Sparks, who plays Elizabeth in the critically acclaimed Netflix drama Beats, has made a new meaning for her; an actress. 

“Elizabeth is part of this gang. The main character, August had a crush on this girl and I was one of her friends,” Sparks said.

The movie, which holds a 100% on the movie review site Rotten Tomatoes, tells the tale of a teenager who forms an unlikely friendship with a struggling producer due to their mutual love for hip-hop, and their journey to break into Chicago’s music scene. 

However, it was the countless hours of work that Sparks put into the movie that has made it a huge success among critics. 

“I had to wake up at 4:30 am to get in the city by 6:30 am because my call time was 6:30,” Sparks said. “We basically worked 12 hours.”

Beats, which was set and filmed in Chicago, called Sparks about her role after her audition her freshman year.

“I got a call and they said ‘We want you for Elizabeth.’  I was so shocked,” Sparks said. “I really don’t think I understand how big of a deal it was just the project in general, until I got on set and I saw Anthony Anderson.”

Sparks’ passion for acting however started well before her audition for Beats.

“My first role for acting was when I did A Christmas Carol at the Goodman Theatre in Chicago when I was 11,” Sparks said.

In addition to acting in shows, Sparks has participated in advertisements by prominent companies such as McDonald’s and American Girl Doll.

“If you go to the Water Tower in Chicago and you walk into the American Girl doll store, and you just go straight, there’s this wall and these two dolls,” Sparks said. “My face is on the wall. I’m 16 and I did that when I was nine.”

Sparks’s advertisements aren’t limited to the Chicagoland area. Her face has appeared in Los Angeles and New York as well. 

Sparks still clearly remembers filming with her friend in Chicago.

“We went to the top of the London Tower. It’s this huge dome and it’s so gorgeous, especially when it’s when it’s like the sun is setting,” Sparks said. “We shot up there. It’s so scary because you’re literally on top of the building and there’s no railing or anything, but we shot this amazing scene up there. That was pretty cool.”

Many generalize acting as one category; however, Sparks notes that there are primary differences between acting live and on camera. 

“Theater, you only get one chance to do when you’re on stage and the audience is there, you only have one chance, you have to be, I would say 10, almost like 20 times more dramatic,” Sparks said. “You need people to see your facial expressions, all the energy that you’re feeling, you need everyone else in the audience to feel that it’s a lot more dramatic.”

Acting on camera has different areas of focus.

“It’s called commercial acting, but it’s not just restricted to commercials like movies and stuff like that,” Sparks said. “The camera is very up close on your face so every tiny movement that you do seems a lot bigger than it actually is and it’s much more personal. You’re allowed to have those intimate moments a lot more in the pauses. Also, you can do it as many times as you want.”

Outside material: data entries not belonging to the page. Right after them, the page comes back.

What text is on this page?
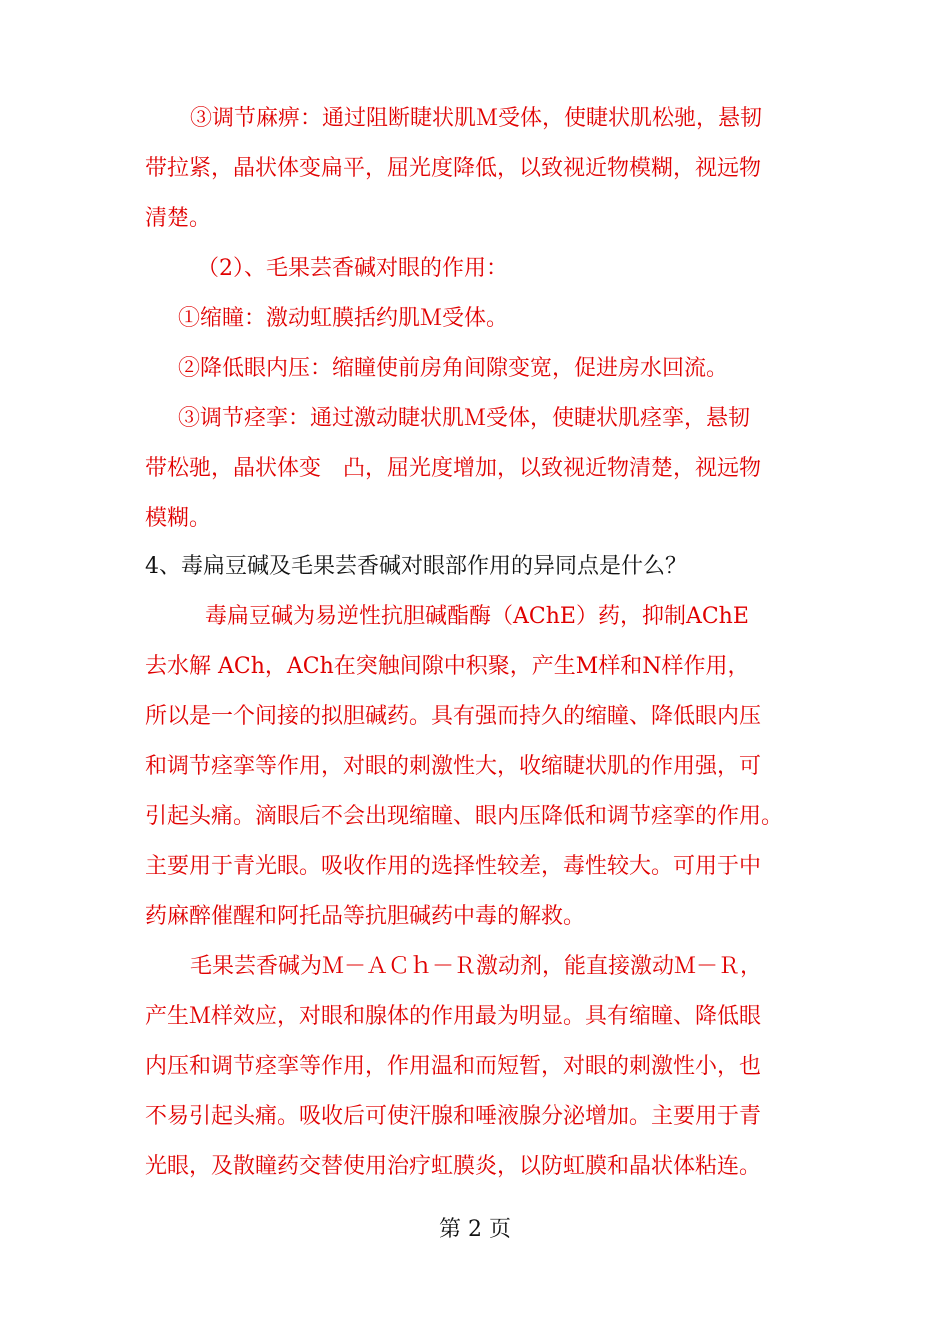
③调节麻痹：通过阻断睫状肌Ｍ受体，使睫状肌松驰，悬韧
带拉紧，晶状体变扁平，屈光度降低，以致视近物模糊，视远物
清楚。
（2）、毛果芸香碱对眼的作用：
①缩瞳：激动虹膜括约肌Ｍ受体。
②降低眼内压：缩瞳使前房角间隙变宽，促进房水回流。
③调节痉挛：通过激动睫状肌Ｍ受体，使睫状肌痉挛，悬韧
带松驰，晶状体变　凸，屈光度增加，以致视近物清楚，视远物
模糊。
4、毒扁豆碱及毛果芸香碱对眼部作用的异同点是什么？
毒扁豆碱为易逆性抗胆碱酯酶（AChE）药，抑制AChE
去水解 ACh，ACh在突触间隙中积聚，产生M样和N样作用，
所以是一个间接的拟胆碱药。具有强而持久的缩瞳、降低眼内压
和调节痉挛等作用，对眼的刺激性大，收缩睫状肌的作用强，可
引起头痛。滴眼后不会出现缩瞳、眼内压降低和调节痉挛的作用。
主要用于青光眼。吸收作用的选择性较差，毒性较大。可用于中
药麻醉催醒和阿托品等抗胆碱药中毒的解救。
毛果芸香碱为Ｍ－ＡＣｈ－Ｒ激动剂，能直接激动Ｍ－Ｒ，
产生Ｍ样效应，对眼和腺体的作用最为明显。具有缩瞳、降低眼
内压和调节痉挛等作用，作用温和而短暂，对眼的刺激性小，也
不易引起头痛。吸收后可使汗腺和唾液腺分泌增加。主要用于青
光眼，及散瞳药交替使用治疗虹膜炎，以防虹膜和晶状体粘连。
第 2 页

You need people to see your facial expressions, all the energy that you’re feeling, you need everyone else in the audience to feel that. It’s a lot more dramatic.”

— Skye Sparks

Sparks, for example, prefers to act on camera. 

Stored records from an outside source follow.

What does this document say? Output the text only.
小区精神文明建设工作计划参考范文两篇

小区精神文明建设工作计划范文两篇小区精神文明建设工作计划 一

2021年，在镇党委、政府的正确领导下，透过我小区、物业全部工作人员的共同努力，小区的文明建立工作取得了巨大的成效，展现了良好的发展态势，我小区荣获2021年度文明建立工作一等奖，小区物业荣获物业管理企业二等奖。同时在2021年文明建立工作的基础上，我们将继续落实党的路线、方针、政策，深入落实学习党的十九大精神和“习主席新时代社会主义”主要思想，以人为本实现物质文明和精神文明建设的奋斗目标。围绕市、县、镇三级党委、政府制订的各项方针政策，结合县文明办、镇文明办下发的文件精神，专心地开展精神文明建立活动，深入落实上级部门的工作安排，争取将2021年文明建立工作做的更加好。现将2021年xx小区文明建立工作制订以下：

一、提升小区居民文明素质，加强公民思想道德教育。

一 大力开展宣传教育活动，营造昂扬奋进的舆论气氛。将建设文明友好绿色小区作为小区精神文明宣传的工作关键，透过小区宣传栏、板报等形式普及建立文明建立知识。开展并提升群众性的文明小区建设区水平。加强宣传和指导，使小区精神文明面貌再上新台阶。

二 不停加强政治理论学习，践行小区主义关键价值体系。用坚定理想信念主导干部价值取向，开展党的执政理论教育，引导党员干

“I like commercial acting better,” Sparks said. “Even though some people might see me and say I’m very loud, I don’t see as a bad thing, but very expressive.”

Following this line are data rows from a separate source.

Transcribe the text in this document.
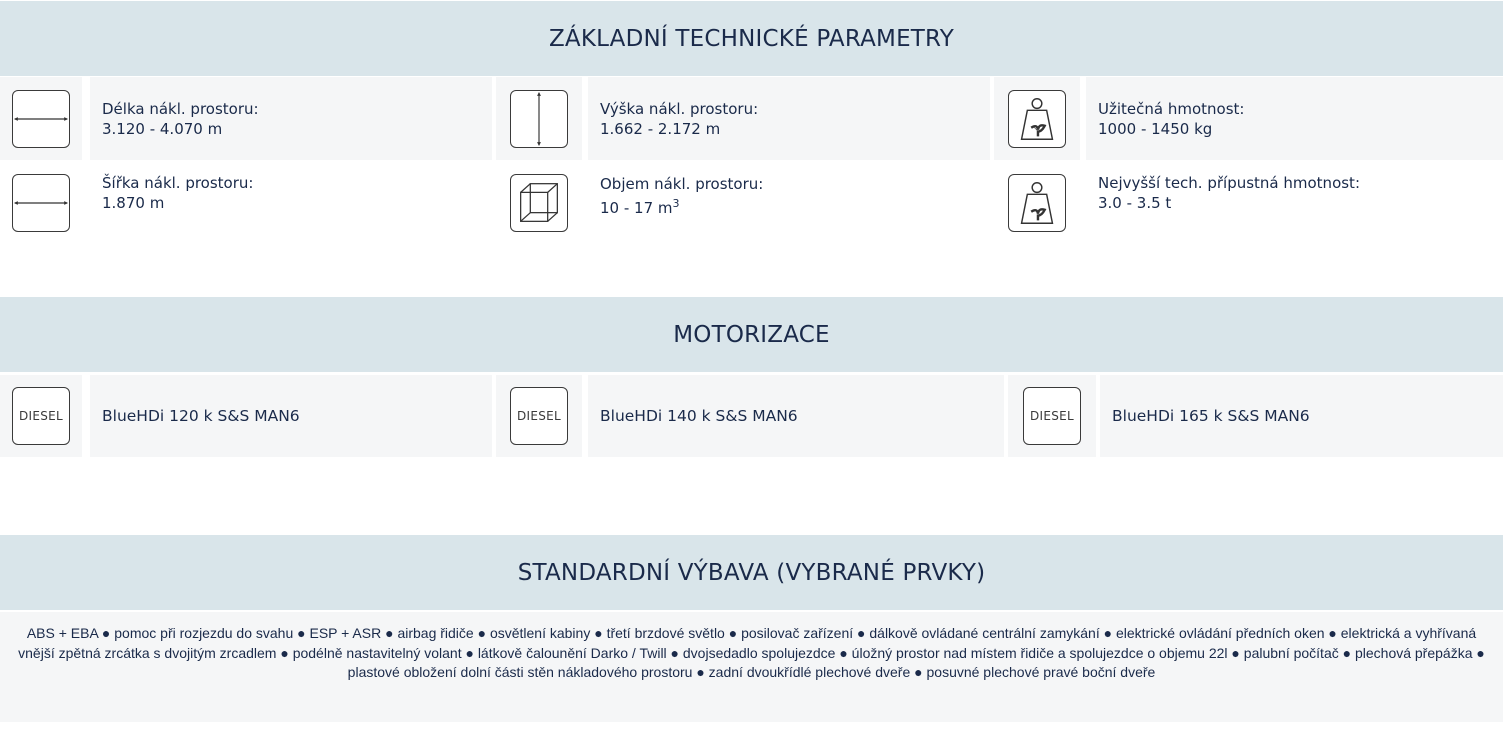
ZÁKLADNÍ TECHNICKÉ PARAMETRY
Délka nákl. prostoru:
3.120 - 4.070 m
Výška nákl. prostoru:
1.662 - 2.172 m
Užitečná hmotnost:
1000 - 1450 kg
Šířka nákl. prostoru:
1.870 m
Objem nákl. prostoru:
10 - 17 $m^3$
Nejvyšší tech. přípustná hmotnost:
3.0 - 3.5 t
MOTORIZACE
DIESEL	BlueHDi 120 k S&S MAN6	DIESEL	BlueHDi 140 k S&S MAN6	DIESEL BlueHDi 165 k S&S MAN6
STANDARDNÍ VÝBAVA (VYBRANÉ PRVKY)
ABS + EBA ● pomoc při rozjezdu do svahu ● ESP + ASR ● airbag řidiče ● osvětlení kabiny ● třetí brzdové světlo ● posilovač zařízení ● dálkově ovládané centrální zamykání ● elektrické ovládání předních oken ● elektrická a vyhřívaná vnější zpětná zrcátka s dvojitým zrcadlem ● podélně nastavitelný volant ● látkově čalounění Darko / Twill ● dvojsedadlo spolujezdce ● úložný prostor nad místem řidiče a spolujezdce o objemu 22l ● palubní počítač ● plechová přepážka ● plastové obložení dolní části stěn nákladového prostoru ● zadní dvoukřídlé plechové dveře ● posuvné plechové pravé boční dveře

While she’s accomplished in a variety of acting feats, Sparks still prioritizes high school.

“I’m really interested in the entertainment business but my education is still extremely important to me and I don’t want to put that in jeopardy,” Sparks said.

Sparks’s achievements in advertising and shows is certainly impressive, though her talent isn’t limited to those areas. Recently, she made an appearance in this month’s Hawk TV, bringing her expertise to Naperville Central. She’s also considered adding to her Youtube channel.

“I already have one, but I want to post more and be more active,” Sparks said. “I haven’t really figured out what I’d want my brand to be, but I’m most definitely thinking about starting [a new channel], or adding more to my YouTube channel. I just feel like it would be so funny.”

Sparks has credited her passion for observing with setting her on the path towards her acting career.

“I stared at people,” Sparks said. “[They] got uncomfortable because I would just observe behavior, whether it be on the train or just in general. I love watching people’s mannerisms and seeing how they react and understanding just behavior. I wouldn’t say it changed me, but it enhanced the way that I think on a different level is absolutely amazing.”

Sparks notes that everyone should take the opportunity to participate in an acting class.

“Just try it,” she said. “They’re so silly, they’re funny, they don’t have to be serious but it really makes you think about how you feel like everything that you’ve gone through. It really does keep you grounded and make you think about your emotions.”